Dupixent Shows Promise for Treating Atopic Dermatitis with Alopecia and Vitiligo

Dupixent (dupilumab) could serve as a promising treatment option for patients with atopic dermatitis (AD) who also have alopecia areata (AA) and/or vitiligo, as these conditions share immune pathways targeted by the drug, according to an analysis recently published in the Journal of the American Academy of Dermatology case reports.

Dupixent is a targeted biologic therapy that blocks the inflammatory signals of interleukin (IL)-4 and IL-13, key drivers of immune overactivity in several chronic diseases. The drug is FDA-approved for many conditions, including moderate-to-severe atopic dermatitis, certain types of asthma, chronic rhinosinusitis with nasal polyps and eosinophilic esophagitis.

Dupixent shows potential as a treatment for atopic dermatitis, alopecia and vitiligo, targeting shared immune pathways for improved skin health.

According to researchers, there is growing interest in the drug’s potential use for other immune-mediated skin disorders, including vitiligo and AA.

Dupixent’s ability to target critical immune pathways involved in inflammation makes it versatile for a variety of chronic conditions. In addition to AD, Dupixent is approved for prurigo nodularis, chronic obstructive pulmonary disease (COPD) with high eosinophils, chronic spontaneous urticaria and bullous pemphigoid.

It can be administered alone or alongside other therapies, often reducing the need for oral corticosteroids.

Vitiligo affects about 1% to 2% of people and occurs when the immune system attacks the cells that give skin its color. It can be triggered by the Koebner phenomenon, where skin injury such as scratching from AD causes new patches.

AA leads to patchy hair loss and is also connected to AD.

While Dupixent shows promise for patients with AD and overlapping AA or vitiligo, rare cases of the drug-induced vitiligo have been reported, according to a study in Frontiers in Immunology. Researchers suggest this may occur because blocking IL-4 and IL-13 shifts the immune balance from CD4+ T cells, Th2 toward Th1/Th17 activity, which can trigger type 1 inflammation and melanocyte destruction.

To explore these mechanisms, researchers conducted an IRB-exempt review of patient charts, focusing on folks with AD who also had vitiligo or AA and received Dupixent therapy. The case series included six patients with AD and alopecia universalis (AU) and one patient with AD, vitiligo and AA.

The AU group ranged in age from a 5-year-old Asian girl to a 78-year-old Hispanic woman. Most showed significant hair regrowth on Dupixent, though responses varied. The youngest patient regrew hair for four months but lost it after discontinuing therapy due to insurance issues, while a 12-year-old with long-standing AU showed no regrowth.

A 14-year-old male experienced steady hair regrowth, including eyelashes, but developed brief conjunctivitis. Two women, aged 24 and 78, had rapid hair regrowth, and a 15-year-old female initially achieved full regrowth but later required Litfulo (ritlecitinib), an AA medication, after shedding occurred. All AU patients with AD reached an Eczema Area and Severity Index (EASI)-75 at six months.

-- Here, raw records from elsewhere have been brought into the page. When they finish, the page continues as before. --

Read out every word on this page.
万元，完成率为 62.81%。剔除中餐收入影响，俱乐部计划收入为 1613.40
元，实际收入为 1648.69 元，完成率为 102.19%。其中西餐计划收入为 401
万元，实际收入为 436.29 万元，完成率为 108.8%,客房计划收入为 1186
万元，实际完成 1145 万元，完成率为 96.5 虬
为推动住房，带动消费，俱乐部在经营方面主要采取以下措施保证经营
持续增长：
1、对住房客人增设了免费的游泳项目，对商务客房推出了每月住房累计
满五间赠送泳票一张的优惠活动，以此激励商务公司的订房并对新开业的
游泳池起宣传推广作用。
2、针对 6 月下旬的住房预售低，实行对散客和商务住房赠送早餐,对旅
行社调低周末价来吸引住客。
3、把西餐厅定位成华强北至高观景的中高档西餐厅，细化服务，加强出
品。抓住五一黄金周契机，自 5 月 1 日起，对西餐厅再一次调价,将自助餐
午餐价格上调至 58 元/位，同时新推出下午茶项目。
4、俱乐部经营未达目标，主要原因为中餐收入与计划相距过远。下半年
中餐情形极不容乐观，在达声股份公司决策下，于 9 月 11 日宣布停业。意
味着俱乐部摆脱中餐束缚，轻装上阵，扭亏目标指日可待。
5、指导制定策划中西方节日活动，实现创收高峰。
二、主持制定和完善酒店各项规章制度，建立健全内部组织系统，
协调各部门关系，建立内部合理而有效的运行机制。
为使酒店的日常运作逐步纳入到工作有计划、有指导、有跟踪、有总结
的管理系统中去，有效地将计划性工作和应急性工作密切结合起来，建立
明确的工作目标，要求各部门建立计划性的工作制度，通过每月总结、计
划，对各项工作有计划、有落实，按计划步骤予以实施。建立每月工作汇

The single patient with vitiligo/AA, a 61-year-old woman, experienced rapid stabilization within two months and substantial repigmentation—90% on the face and 70% on the extremities—after one year of Dupixent combined with topical cream Jakafi (ruxolitinib). Her 40% scalp hair loss fully resolved alongside the repigmentation, with improvements plateauing at 12 months.

This case series highlights Dupixent’s potential in patients with AD who also have AU, AA or vitiligo, although individual responses varied. Most AU patients experienced decdent hair regrowth, and all reached EASI-75 by six months.

The strongest outcomes were observed in patients with rapid or steady regrowth, with some regaining eyelashes. Side effects were minimal, limited to brief conjunctivitis in one patient.

Limitations of the study include the small sample size, varied ages, differing disease durations and adjunctive therapies in some cases, which make it difficult to isolate Dupixent’s effect.

The authors recommend larger, controlled studies to identify which patients are most likely to respond, particularly children and those with multiple overlapping conditions.